Aaron Rogers, from, writes:

"Kind sir, Before I begin, I enjoy your columns, and often agree with your points, but lately I found a huge error in your reasoning on 'The Radicals' situation. You stated that Kevin Sullivan had said that people like Benoit and so forth wouldn't be getting a push under him, and that bigger guys should be pushed instead. I'm sorry kind sir, but in the USofA, that's discrimination, a very serious infraction, and therefore Benoit and company would have a legitimate case to be released. If you are contracted to someone for labour, but your employer does something discriminating against you (pay raise to someone 'cause they are a different race, size, etc.), that contract has an option by the contractee to be void :)."

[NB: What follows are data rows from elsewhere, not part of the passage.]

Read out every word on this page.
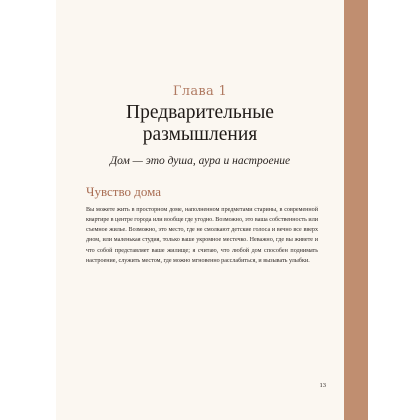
Глава 1
Предварительные
размышления
Дом — это душа, аура и настроение
Чувство дома
Вы можете жить в просторном доме, наполненном предметами старины, в современной квартире в центре города или вообще где угодно. Возможно, это ваша собственность или съемное жилье. Возможно, это место, где не смолкают детские голоса и вечно все вверх дном, или маленькая студия, только ваше укромное местечко. Неважно, где вы живете и что собой представляет ваше жилище; я считаю, что любой дом способен поднимать настроение, служить местом, где можно мгновенно расслабиться, и вызывать улыбки.
13
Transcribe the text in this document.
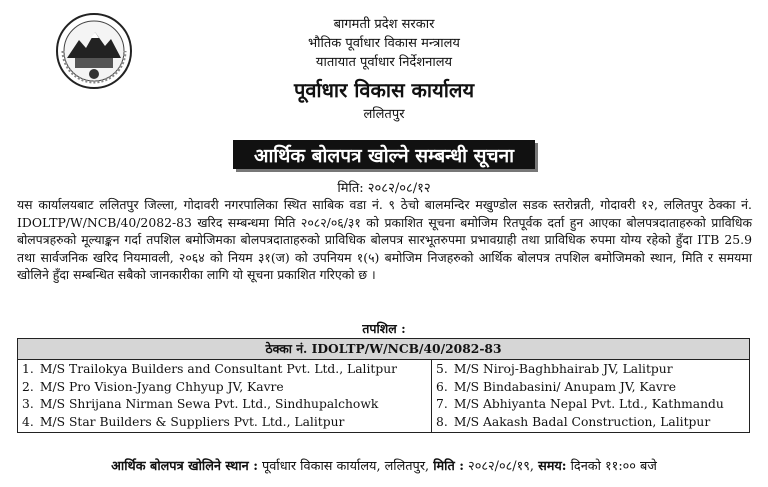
बागमती प्रदेश सरकार
भौतिक पूर्वाधार विकास मन्त्रालय
यातायात पूर्वाधार निर्देशनालय
पूर्वाधार विकास कार्यालय
ललितपुर
आर्थिक बोलपत्र खोल्ने सम्बन्धी सूचना
मिति: २०८२/०८/१२
यस कार्यालयबाट ललितपुर जिल्ला, गोदावरी नगरपालिका स्थित साबिक वडा नं. ९ ठेचो बालमन्दिर मखुण्डोल सडक स्तरोन्नती, गोदावरी १२, ललितपुर ठेक्का नं. IDOLTP/W/NCB/40/2082-83 खरिद सम्बन्धमा मिति २०८२/०६/३१ को प्रकाशित सूचना बमोजिम रितपूर्वक दर्ता हुन आएका बोलपत्रदाताहरुको प्राविधिक बोलपत्रहरुको मूल्याङ्कन गर्दा तपशिल बमोजिमका बोलपत्रदाताहरुको प्राविधिक बोलपत्र सारभूतरुपमा प्रभावग्राही तथा प्राविधिक रुपमा योग्य रहेको हुँदा ITB 25.9 तथा सार्वजनिक खरिद नियमावली, २०६४ को नियम ३१(ज) को उपनियम १(५) बमोजिम निजहरुको आर्थिक बोलपत्र तपशिल बमोजिमको स्थान, मिति र समयमा खोलिने हुँदा सम्बन्धित सबैको जानकारीका लागि यो सूचना प्रकाशित गरिएको छ ।
तपशिल :
ठेक्का नं. IDOLTP/W/NCB/40/2082-83

1. M/S Trailokya Builders and Consultant Pvt. Ltd., Lalitpur
2. M/S Pro Vision-Jyang Chhyup JV, Kavre
3. M/S Shrijana Nirman Sewa Pvt. Ltd., Sindhupalchowk
4. M/S Star Builders & Suppliers Pvt. Ltd., Lalitpur

5. M/S Niroj-Baghbhairab JV, Lalitpur
6. M/S Bindabasini/ Anupam JV, Kavre
7. M/S Abhiyanta Nepal Pvt. Ltd., Kathmandu
8. M/S Aakash Badal Construction, Lalitpur
आर्थिक बोलपत्र खोलिने स्थान : पूर्वाधार विकास कार्यालय, ललितपुर, मिति : २०८२/०८/१९, समय: दिनको ११:०० बजे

I don't think I can agree with you here. You're right -- discrimination is wrong and punishable by law. That much, I do know.

However, to suggest that pushing big men in the sport of wrestling is discrimination, I think, is to really stretch that definition. Wrestling has always been a sport for big men, and Kevin Sullivan was never reported to have said 'I won't you because you're small.' It was always more along the lines of 'I won't push you, you're not a draw.' It only makes sense to push those you think can draw a crowd, even if you're an idiot and can't tell who that is, and I doubt he could be slapped with a discrimination suit for doing so.

A lot of people seem to think that it's illegal, or wrong, for WCW not to push these guys adequately. I disagree with that. They signed on to wrestle. If I sign a contract with a consulting firm to do consulting, but they most have me sit at my desk because I'm not particularly good at what I do (for example), then I don't see that as either ethical or moral grounds for a breach.

Anyway, I'm running long this week, so it's time to bid you adieu. Two small notes. Firstly, you guys are absolutely the best reader audience on the internet -- I've been just about everywhere, and the difference is clear. SLAM! readers are as intelligent, coherent, and polite as they come and that's really nice. Second, I'll be getting back to everyone who offered their services last week very shortly. A few details must be organized first. Thanks for your patience.

Thanks for reading, thanks for writing, have a terrific week.